Profesionalisme Dalam Manajemen Dakwah

www.sentraledukasi.com

Profesionalisme Dalam Manajemen Dakwah

Mengamati perkembangan masyarakat dalam konteks kekinian (yang populer dengan istilah golobalosasi) tantangan yang dihadaipi sumber daya manusia dalam berbagai bidang dan profesi, juga semakin meningkat berat, dan semakin besar serta semakin kompleks. Dikatakan berat, karena hal tersebut memerlukan berbagai daya dan upaya untuk menghadapinya. Demikian halnya dikatakan besar, dilihat dari cakupannya karena menjangkau sektor yang amat banayak. Serta dikatakan kompleks karena antara satu masalah dengan masalah lain saling terkait.

Apa yang menjadi permasalah di atas, sesungguhnya penyelenggaraan dakwah menjadi sebuah tantangan besar untuk menhadapi dan mencarikan jalan kekuarnya. Untuk maksud tersebut maka keberadan para pelaksana dakwah (da’i) mutlak diperlukan seiring dengan tantangan tersebut dan harus mengahadapinya maka diperlukan sumber daya manusia pelaksana kegiatan dakwah (da’i) yang handal dan profesional. 
Untuk memperoleh gambaran tentang istilah profesional, maka berikut ini dikemukakan pengertian.

Istilah profesionalisme berasal dari akar kata yang artinya bidang pekerjaan yang dilandasi oleh pendidikan, keahlian (keterampilan) tertentu. Kemudian kata profesi ini berkembang lagi menjadi professional, yang berarti:
a. Bersangkutan dengan profesi;
b. Memerlukan kepandaian khusus untuk menjalankan suatu pekerjaan;
c. Mengharuskan adanya pembayaran untuk melakukannya;
d. Lawan dari amatir.

Selanjutnya istilah professional kemudian menjadi profesionalisme yang berarti mutu/kualitas dan tindak tanduk yang merupakan ciri dari suatu profesi atau orang yang professional dalam bidang atau suatu paham yang berorientasi pada kualitas kerja.[1]

Robert G. Murdick dan Joel E. Ross (1981), menyebut kriteria profesionalisme sebagai berikut:
1. Knowledge (pengetahuan).
2. Competent application (aplikasi kecakapan)
3. Social responsibility (tanggung jawab sosial)
4. Self-control (pengendalian diri)
5. Community sanction(saksi masyarakat atau sosial)

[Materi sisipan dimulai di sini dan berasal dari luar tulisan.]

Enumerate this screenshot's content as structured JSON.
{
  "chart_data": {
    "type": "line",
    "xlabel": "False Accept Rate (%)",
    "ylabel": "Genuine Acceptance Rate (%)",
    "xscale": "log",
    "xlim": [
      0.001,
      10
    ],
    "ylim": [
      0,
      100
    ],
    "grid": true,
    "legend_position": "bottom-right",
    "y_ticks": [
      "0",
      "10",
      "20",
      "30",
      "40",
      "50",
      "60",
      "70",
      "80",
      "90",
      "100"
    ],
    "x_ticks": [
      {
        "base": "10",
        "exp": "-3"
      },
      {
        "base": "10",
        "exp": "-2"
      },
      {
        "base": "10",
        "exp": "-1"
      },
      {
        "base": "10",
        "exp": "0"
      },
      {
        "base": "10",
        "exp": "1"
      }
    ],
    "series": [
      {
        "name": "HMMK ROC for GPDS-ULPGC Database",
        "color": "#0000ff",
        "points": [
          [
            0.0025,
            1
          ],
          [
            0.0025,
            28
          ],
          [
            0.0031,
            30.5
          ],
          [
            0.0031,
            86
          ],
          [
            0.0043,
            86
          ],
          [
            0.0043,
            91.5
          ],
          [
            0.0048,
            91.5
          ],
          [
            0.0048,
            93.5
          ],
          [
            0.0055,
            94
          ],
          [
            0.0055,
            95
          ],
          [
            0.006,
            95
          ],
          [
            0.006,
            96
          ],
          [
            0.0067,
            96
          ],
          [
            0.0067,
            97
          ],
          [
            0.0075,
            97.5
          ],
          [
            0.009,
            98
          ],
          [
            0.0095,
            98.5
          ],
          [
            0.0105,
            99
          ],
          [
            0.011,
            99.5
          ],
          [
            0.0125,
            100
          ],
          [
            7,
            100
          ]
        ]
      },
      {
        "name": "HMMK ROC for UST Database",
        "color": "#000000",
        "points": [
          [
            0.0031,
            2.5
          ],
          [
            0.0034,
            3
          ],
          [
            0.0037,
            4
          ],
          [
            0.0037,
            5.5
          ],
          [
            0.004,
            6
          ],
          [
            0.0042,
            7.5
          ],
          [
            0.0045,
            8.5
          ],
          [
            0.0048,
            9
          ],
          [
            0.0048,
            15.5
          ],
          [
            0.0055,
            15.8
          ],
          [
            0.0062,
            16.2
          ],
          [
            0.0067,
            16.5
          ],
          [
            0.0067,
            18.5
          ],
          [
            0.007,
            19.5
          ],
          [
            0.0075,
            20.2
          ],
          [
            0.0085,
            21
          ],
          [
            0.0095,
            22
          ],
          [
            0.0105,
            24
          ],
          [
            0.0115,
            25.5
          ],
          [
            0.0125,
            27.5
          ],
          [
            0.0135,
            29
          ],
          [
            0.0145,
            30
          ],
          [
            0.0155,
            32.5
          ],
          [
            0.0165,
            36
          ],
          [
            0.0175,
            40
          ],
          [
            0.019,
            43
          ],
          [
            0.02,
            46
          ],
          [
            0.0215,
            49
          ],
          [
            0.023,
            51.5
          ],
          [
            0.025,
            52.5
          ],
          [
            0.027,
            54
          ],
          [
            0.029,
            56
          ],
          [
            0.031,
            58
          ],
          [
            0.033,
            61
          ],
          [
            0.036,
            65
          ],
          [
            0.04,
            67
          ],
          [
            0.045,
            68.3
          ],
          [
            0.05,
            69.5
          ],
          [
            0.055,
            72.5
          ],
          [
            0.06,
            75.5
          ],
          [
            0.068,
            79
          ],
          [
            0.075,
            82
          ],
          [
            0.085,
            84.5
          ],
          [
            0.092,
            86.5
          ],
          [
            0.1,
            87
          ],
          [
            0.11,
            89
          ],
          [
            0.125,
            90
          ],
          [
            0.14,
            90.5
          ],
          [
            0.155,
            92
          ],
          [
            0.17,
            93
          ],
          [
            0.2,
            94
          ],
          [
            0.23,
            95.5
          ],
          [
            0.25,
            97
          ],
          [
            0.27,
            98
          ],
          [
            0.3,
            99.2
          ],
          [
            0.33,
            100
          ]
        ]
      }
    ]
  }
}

Dari pengertian atau batasan dan kriteria atau karakteristik profesi seperti dikemukakan diatas diperoleh penjelasan, bahwa profesi tidak sekedar pekerjaan apabila dijabarkan lebih lanjut memiliki karakteristik atau kriteria sebagai berikut:

1. Profesi memiliki badan pengetahuan dan teori yang esoterik artinya tidak dimiliki oleh sembarang orang kecuali yang sudah pernah mendapatkannya.

2. Profesi merupakan suatu keahlian (expertise) yang diperoleh melalui proses pendidikan formal yang ketat, melalui latihan (training) dan pengalaman dalam praktek.

3. Profesi memiliki kode etik yang kuat yang mengatur hubungan antara anggota profesional serta hubungan antara profesional dengan langganan, konsumen atau klien (clients) untuk tujuan perlindungan (protects). Karena pengetahuan profesional ahli dalam bidang khusus, langganan bergantung pada mereka mudah diserang

4. Profesi memiliki tanggung jawab dan dedikasi sosial dan institutional atau organisasi sesuai dengan kode etik.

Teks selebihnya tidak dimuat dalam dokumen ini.